PLAI group members Will Harvey, Saeid Naderiparizi, Vaden Masrani, Christian Weilbach (under the supervision of Dr. Frank Wood) have just released a paper on an astounding new deep generative model for video. Think OpenAI‘s GPT-3 but, instead of generating text given a prompt, their “Flexible Diffusion Model” (FDM) completes videos given a few frames of context. What is more, FDM (described in a recent arXiv paper entitled Flexible Diffusion Modeling of Long Videos) generates photorealistic, coherent long videos like this (128x128x45000).

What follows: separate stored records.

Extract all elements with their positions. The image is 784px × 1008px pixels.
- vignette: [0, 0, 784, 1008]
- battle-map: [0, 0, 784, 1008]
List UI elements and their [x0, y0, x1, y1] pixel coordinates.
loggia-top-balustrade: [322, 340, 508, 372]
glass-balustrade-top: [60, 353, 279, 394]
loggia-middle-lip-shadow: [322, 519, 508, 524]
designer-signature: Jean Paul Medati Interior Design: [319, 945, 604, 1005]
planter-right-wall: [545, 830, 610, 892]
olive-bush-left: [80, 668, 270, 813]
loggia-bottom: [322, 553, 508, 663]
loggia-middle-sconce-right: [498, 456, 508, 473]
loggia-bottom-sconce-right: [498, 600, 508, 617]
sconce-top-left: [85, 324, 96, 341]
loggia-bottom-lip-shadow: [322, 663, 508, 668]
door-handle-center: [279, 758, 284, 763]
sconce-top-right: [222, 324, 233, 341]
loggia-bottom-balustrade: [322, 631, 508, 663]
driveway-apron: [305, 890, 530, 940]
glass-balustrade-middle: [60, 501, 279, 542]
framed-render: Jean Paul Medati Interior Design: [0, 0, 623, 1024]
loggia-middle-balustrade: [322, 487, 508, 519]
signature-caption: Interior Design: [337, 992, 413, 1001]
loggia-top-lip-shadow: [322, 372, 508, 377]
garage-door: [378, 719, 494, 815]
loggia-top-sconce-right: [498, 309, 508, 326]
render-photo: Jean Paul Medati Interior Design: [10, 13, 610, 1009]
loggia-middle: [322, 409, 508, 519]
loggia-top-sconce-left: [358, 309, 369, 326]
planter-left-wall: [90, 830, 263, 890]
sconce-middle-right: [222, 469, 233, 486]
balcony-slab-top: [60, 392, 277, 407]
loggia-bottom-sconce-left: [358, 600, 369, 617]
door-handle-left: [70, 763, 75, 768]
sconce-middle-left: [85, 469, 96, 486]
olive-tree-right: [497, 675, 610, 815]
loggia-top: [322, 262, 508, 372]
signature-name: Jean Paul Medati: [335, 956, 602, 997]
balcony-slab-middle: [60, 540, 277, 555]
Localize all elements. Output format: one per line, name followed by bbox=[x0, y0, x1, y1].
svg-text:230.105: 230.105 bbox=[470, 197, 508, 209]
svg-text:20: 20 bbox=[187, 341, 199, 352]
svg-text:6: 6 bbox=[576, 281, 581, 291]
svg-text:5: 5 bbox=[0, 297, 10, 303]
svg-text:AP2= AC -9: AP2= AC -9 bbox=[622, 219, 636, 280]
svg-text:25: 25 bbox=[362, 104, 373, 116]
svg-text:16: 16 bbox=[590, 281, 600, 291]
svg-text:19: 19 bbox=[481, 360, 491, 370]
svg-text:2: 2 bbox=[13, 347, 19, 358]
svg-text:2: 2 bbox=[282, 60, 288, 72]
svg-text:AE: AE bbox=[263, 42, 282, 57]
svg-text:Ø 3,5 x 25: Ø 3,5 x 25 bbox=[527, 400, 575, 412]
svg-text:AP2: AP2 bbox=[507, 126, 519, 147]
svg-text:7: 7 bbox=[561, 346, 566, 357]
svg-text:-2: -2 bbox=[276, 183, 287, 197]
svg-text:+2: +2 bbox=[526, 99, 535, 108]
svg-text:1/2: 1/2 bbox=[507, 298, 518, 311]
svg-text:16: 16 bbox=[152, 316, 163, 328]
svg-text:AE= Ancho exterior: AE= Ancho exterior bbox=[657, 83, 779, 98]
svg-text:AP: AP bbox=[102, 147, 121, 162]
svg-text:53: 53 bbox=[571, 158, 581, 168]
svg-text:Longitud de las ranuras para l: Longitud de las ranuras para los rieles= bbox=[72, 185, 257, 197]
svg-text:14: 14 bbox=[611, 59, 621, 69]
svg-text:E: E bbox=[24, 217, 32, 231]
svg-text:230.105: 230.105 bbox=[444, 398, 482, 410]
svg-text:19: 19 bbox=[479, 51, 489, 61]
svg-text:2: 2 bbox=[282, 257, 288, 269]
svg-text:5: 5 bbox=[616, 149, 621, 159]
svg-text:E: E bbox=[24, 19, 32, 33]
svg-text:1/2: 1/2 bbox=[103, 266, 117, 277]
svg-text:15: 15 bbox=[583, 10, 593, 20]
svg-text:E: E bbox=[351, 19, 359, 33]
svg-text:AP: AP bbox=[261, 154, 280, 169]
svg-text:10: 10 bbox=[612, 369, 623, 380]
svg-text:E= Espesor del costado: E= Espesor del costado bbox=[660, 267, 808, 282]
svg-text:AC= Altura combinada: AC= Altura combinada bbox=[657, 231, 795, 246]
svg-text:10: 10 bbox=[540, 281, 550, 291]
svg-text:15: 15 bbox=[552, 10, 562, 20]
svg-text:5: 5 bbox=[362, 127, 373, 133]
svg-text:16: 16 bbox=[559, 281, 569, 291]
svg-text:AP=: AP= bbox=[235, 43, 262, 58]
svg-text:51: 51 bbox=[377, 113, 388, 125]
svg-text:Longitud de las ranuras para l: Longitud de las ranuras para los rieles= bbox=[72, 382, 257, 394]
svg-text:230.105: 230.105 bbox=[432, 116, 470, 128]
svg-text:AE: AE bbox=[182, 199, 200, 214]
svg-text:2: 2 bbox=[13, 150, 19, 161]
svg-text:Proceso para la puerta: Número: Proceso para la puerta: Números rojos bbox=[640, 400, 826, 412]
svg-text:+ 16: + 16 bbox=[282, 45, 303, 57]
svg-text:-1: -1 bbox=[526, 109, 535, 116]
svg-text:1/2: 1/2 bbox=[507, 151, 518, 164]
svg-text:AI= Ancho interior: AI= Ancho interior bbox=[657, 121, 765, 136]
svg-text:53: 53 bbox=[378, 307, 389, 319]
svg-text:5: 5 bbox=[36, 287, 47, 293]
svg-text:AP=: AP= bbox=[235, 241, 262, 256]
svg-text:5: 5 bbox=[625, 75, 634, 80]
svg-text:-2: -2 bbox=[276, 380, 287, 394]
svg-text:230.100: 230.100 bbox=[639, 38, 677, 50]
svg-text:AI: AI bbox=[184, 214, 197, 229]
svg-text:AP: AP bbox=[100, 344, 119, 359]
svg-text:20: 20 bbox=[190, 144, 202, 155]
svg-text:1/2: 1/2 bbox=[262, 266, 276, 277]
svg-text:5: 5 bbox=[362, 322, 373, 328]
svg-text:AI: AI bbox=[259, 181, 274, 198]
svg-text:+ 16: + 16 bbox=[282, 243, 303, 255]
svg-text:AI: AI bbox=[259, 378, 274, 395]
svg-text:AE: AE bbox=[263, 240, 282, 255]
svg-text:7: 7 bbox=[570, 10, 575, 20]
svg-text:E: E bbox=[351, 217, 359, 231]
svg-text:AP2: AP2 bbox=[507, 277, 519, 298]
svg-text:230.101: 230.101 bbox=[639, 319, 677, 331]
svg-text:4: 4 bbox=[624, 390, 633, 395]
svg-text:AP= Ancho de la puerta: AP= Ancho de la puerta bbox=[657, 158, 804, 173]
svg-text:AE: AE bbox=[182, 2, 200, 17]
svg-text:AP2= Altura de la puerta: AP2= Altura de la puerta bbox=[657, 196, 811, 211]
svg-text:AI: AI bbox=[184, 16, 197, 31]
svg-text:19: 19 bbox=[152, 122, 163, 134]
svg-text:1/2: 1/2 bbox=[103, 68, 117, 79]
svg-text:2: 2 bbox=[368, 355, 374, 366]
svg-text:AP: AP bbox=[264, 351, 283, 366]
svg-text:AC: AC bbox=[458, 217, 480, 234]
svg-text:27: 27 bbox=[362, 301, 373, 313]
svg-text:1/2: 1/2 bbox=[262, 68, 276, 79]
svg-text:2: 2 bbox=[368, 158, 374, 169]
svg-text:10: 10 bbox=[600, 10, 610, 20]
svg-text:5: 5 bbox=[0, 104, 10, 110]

Dr. Wood says “This is simply the most impressive AI result I have personally seen in my career. Long range coherence is a challenge even for modern language models with massive parameter counts. Will, Saeid, Vaden, and Christian have taken a huge step forward by being able to stably generate coherent, photo-realistic 1hour+ long videos; 70x’s longer than their longest training video, and more than 2000x’s longer than the maximum of 20 frames they ever look at at once during training. There is something very special in the training procedure they have developed and the architecture they employ. Never have we been closer to being able to formulate AI agents that plan visually in domains with life-like complexity.”
The team experimented with training their model on videos gathered in multiple environments, from the CARLA self-driving car simulator (provisioned via Inverted AI‘s Simulate cloud platform), a Minecraft reinforcement learning environment, and the Mazes environment from the DeepMind Lab suite. The video used to train FDM was collected from the first-person point of view as agents moved around in these environments. In CARLA a car drove around a single small town (Town 01), stopping at traffic lights. Otherwise it just cruised randomly in different weather conditions and at different times of day. In MineRL, video was collected from agents that moved more or less in straight lines through different MineCraft worlds to a goal block 64 blocks away. And in the Mazes environment agents moved from random starting positions to a random goal positions in procedurally generated maze worlds with brightly coloured and textured walls and floor.
Let’s see what FDM learned in each environment.
Here’s CARLA Town01:
Here’s MineRL:
Here’s Mazes
Whole books could be written about what we see, good and bad, in these example videos. In CARLA the video model sometimes jumps from one location to another distant location that looks similar. Traffic lights aren’t captured well. But the yellow lines and object constancy evidenced through building appearance around corners are encouraging. As are weather, shadows, and so forth. FDM arguably just has to memorize this small town, but the CARLA training dataset was about 11Gb of video data and FDM only has 78M parameters, so, some kind of generalization is happening. The MineRL environment makes this much more clear. Every training video in MineRL is a from a different world! This means that the visual futures FDM images reflect the MineCraft engine’s world generative model parameters as well — for instance how often hills are followed by plateaus with forest vs. valleys with villages and water. As FDM imagines MineCraft futures it is visually hallucinating entirely new worlds, obeying MineCraft blockiness and biome transition rules. The MineRL agent action space also includes block breaking. Look at the middle column which exhibits, in the video generative model, block breaking and mining! In Mazes we see nearly pixel perfect environment generation, but, when the agent clearly “returns” to the same place in the maze (to us), the world it generates there can be different. This means that semantic drift shows up visually here and indicates the necessity of some kind of complimentary memory system. The video is still coherent though, and the generative model, amazingly, does not diverge into blurriness or craziness, it just continues creating an ever changing maze-like world.
Here is one last thing this model can do. Using the CARLA Town 01 training data we trained a CNN to decode x,y map position from a single front view frame. This is possible because Town 01 is small and the view from each point in its map is reasonably distinct. We then generated a CARLA Town 01 video from FDM and fed the generated frames into this “place regressor.” The results from this are amazing.
We are working on improving goal-conditioned video generation for vision-based planning, integrating actions and rewards explicitly into FDM, and are conducting studies on FDM’s capabilities in more complex environments, looking particularly forward to seeing what happens when we add other agents into the CARLA environment and what happens when we include both more CARLA towns but also dash-cam video from the real world.